A significant survival benefit was evident for the preoperative (neoadjuvant) use of combination chemoradiotherapy and, to a lesser extent, for chemotherapy alone in patients with localized esophageal cancer in a meta-analysis of data from numerous clinical trials that was published in the March 2007 Lancet Oncology (see the journal abstract).

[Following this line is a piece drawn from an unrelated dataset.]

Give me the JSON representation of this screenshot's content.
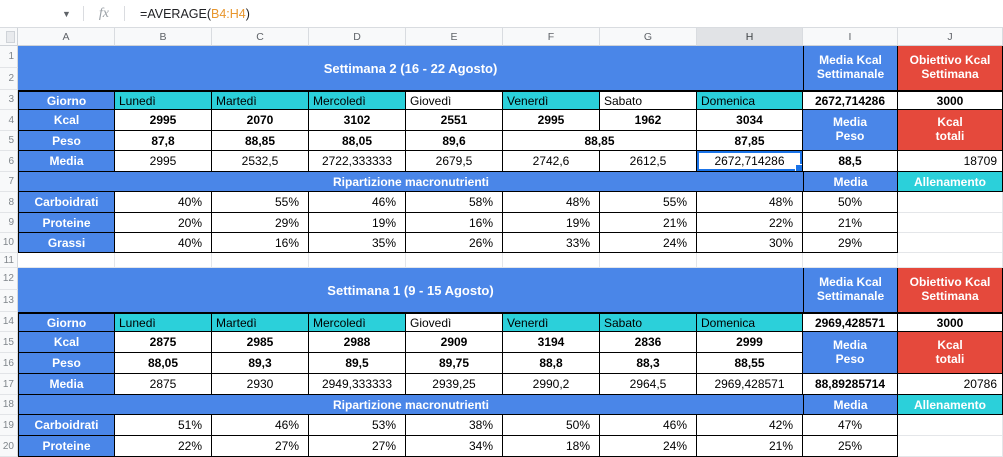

Traditional management of patients with localized esophageal cancer has been by surgical resection alone; however, "survival is poor...and many patients develop metastatic disease or locoregional recurrence soon after surgery," noted the researchers, led by Dr. Val Gebski of the National Health and Medical Research Council Clinical Trials Centre at the University of Sydney in Australia. Because of the high rate of surgical complications, "focus has turned to neoadjuvant treatment" as a way to improve survival, they added.
The meta-analysis included 10 randomized comparisons of neoadjuvant chemoradiotherapy versus surgery alone (1,209 patients) and eight studies of neoadjuvant chemotherapy versus surgery in 1,724 patients.
Results for chemoradiotherapy studies showed a 13-percent absolute improvement in survival at two years, with similar results for different tumor types: squamous cell carcinoma (SCC) and adenocarcinoma. Analysis of the neoadjuvant chemotherapy studies indicated a 2-year absolute survival benefit of 7 percent. Chemotherapy had no significant effect on all-cause mortality for patients with SCC, although there was a significant benefit for those with adenocarcinoma.
Most of the studies included in the meta-analysis were started before 1994. "[C]urrent trials have used higher doses of radiation (typically 50 Gy) that are likely to result in better downstaging of overt tumours as well as death of micrometastases," the researchers added.